Sum of three consecutive cubes equals a perfect square

Question

I have found this problem in an old German textbook: Find all sets of three consecutive integers such that the sum of their cubes is a perfect square.

We can write $$S = (x-1)^3 + x^3 + (x+1)^3 = (x-1+x+1)((x-1)^2 - (x-1)(x-1) + (x+1)^2) + x^3$$ which reduces to $$S = 3x(x^2 + 2).$$

If we set $x^2 + 2 = 3x$, we get $$x^2 - 3x + 2 = 0 \iff (x-1)(x-2) = 0$$ and we thus obtain the solutions $(0,1,2)$ and $(1,2,3)$.
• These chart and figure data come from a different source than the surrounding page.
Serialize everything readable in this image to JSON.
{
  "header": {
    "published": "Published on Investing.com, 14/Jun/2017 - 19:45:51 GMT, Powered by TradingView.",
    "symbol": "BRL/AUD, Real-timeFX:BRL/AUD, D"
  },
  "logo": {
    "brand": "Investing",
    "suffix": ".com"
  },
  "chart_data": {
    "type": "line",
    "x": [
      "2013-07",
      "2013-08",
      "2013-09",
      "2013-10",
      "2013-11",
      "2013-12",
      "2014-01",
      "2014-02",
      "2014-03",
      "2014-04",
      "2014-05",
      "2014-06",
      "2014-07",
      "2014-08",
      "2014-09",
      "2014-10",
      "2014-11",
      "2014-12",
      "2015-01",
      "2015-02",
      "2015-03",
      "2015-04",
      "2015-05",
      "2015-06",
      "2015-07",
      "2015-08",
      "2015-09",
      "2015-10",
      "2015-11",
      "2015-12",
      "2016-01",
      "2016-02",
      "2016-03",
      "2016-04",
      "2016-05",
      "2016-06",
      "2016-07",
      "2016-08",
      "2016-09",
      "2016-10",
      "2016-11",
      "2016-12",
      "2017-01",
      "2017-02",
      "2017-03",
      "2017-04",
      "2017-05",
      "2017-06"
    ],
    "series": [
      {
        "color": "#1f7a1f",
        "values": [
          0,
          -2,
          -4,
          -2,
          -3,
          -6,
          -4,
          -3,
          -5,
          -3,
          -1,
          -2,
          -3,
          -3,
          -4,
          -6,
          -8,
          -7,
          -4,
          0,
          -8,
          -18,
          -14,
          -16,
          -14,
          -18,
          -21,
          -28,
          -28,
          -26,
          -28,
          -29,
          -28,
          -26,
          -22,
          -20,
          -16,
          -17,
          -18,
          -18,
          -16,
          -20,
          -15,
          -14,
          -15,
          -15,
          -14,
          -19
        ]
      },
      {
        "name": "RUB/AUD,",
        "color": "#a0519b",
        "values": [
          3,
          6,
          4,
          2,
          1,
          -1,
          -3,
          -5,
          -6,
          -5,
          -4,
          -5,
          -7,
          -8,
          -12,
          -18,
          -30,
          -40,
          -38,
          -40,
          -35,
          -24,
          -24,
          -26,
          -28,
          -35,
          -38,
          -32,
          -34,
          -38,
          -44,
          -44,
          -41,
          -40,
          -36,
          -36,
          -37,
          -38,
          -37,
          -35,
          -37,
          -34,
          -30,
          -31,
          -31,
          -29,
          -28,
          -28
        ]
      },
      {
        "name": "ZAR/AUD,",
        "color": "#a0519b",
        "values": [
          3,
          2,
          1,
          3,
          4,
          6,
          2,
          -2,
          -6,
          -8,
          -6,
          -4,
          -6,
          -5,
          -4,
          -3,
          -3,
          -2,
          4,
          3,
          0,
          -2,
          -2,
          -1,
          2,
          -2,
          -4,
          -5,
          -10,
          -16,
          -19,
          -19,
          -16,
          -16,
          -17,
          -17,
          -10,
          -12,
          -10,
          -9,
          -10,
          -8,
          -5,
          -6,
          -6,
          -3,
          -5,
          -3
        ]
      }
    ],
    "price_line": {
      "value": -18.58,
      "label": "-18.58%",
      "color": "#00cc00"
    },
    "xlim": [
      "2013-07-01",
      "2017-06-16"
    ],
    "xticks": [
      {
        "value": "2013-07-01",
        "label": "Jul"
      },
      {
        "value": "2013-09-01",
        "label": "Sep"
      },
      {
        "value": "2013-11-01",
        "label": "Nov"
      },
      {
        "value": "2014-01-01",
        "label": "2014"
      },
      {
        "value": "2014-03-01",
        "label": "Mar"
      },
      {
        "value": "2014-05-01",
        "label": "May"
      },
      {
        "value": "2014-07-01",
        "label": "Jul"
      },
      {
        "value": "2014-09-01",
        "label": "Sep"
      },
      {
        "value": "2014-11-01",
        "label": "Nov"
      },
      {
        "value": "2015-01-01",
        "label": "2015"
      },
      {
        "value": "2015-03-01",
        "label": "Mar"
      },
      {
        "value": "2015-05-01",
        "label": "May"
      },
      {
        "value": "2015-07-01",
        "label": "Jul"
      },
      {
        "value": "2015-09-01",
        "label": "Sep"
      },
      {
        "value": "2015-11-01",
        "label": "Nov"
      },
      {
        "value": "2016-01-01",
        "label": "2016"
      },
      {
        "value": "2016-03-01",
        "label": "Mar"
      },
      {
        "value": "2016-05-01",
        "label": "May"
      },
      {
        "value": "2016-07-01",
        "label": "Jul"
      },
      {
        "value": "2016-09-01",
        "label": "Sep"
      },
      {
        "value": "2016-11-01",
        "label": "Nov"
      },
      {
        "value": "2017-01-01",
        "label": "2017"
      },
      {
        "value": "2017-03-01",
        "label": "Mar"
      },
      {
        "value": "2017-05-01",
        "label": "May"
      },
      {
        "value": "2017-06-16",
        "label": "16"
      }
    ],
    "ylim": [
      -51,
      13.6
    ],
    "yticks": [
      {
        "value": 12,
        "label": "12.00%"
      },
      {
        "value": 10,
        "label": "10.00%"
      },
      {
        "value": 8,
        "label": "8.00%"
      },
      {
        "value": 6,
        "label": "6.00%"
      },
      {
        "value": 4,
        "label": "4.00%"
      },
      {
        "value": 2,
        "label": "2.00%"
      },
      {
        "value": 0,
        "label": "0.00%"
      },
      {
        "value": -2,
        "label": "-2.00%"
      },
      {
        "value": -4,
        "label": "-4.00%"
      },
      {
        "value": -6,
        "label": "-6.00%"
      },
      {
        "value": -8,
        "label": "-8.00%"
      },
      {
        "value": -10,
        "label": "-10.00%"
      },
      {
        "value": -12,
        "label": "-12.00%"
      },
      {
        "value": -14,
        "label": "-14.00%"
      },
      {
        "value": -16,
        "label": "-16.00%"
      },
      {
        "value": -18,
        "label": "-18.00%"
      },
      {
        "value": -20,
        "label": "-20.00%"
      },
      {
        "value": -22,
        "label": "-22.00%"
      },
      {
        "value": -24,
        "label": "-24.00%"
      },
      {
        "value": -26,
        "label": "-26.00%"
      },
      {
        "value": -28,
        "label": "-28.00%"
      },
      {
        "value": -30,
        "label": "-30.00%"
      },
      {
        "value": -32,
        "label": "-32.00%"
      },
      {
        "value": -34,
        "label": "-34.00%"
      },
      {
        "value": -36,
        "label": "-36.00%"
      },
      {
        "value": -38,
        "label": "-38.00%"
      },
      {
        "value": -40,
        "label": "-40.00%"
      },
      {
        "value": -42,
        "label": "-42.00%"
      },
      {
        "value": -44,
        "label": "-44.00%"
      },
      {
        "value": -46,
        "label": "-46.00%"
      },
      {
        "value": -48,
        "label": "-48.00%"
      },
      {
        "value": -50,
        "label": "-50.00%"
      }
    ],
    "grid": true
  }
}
At first I conjectured that these are the only solutions, but I couldn't prove this. However, I was wrong: $(23,24,25)$ also satisfies the relationship.

It is worth noting that these are the only solutions for $x \leq 100000$. Can anyboy help me prove that these are the only ones? Or otherwise, help me find all other triples?

Answer 1

What you can do (but not ask from seventh graders) is to turn the equation into an elliptic curve in Weierstrass normal form, by multiplying both sides by $9$ and putting $9S=Y^2$ and $X=3x$. Then we get $$Y^2=X^3+18X$$ which indeed denotes an elliptic curve and we can use for instance SageMath to return its integral points: $(0, 0), (3, 9), (6, 18), (72, 612)$. Then we find $x=0,1,2,24$.

In fact, something similar can be done if we have an odd number, say $2t+1$ of consecutive cubes whose sum must be a perfect square. If we let $n^3$ be the central element of the cubes, the sum is $(n-t)^3+\cdots +n^3+\cdots +(n+t)^3=(2t+1)n^3+6n(1+4+\cdots +t^2)=(2t+1)n^3+t(t+1)(2t+1)n$

We know this is a square when $n=t,t+1$ (since the sum of the first $k$ cubes is a perfect square), and less obvious, but easy to verify, is that $n=4t(t+1)(2t+1)$ (which is $24$ times the sum of the first $t$ squares) is also a solution.

Answer 2

Here is an approachable (but not exhaustive) algebraic route to obtain the solution $23,24,25$.

OP obtains $S=3x(x^2+2)$. Plainly, $x^2+2$ cannot itself be a square (there are no two integer squares which differ by $2$), so OP makes the (limiting) assumption that to obtain a square, you must set $3x=x^2+2$. It is also possible, however, that $3x=a\cdot b^2$ and $x^2+2=a\cdot c^2$, yielding a product $a^2b^2c^2$. Furthermore, since we have one explicit factor of $3$ to account for, one of $x$ or $x^2+2$ must contain another factor of $3$.

Let's assume here that $x=3k$. Then $3x(x^2+2)=9k(9k^2+2)$; and if that is a square, then so is $k(9k^2+2)$. Now $gcd(k,(9k^2+2))=1,2$. If it is $1$, then $k=d^2$ and $(9k^2+2)=9d^4+2$. But this is impossible because $9d^4+2$ is $2$ greater than a square, and therefore cannot be a square.

So we conclude that $k=2n$ and $k(9k^2+2)=2n(36n^2+2)=4n(18n^2+1)$. Again, since this last expression is a square, so is $n(18n^2+1)$. Here, $gcd(n,(18n^2+1))=1$, so we arrive at $n=d^2$ and $18n^2+1=18d^4+1$.

$18d^4+1=m^2$ has the solution $d=2,m=17$, from which $n=4,k=8,x=24$, yielding the overall solution $23,24,25$.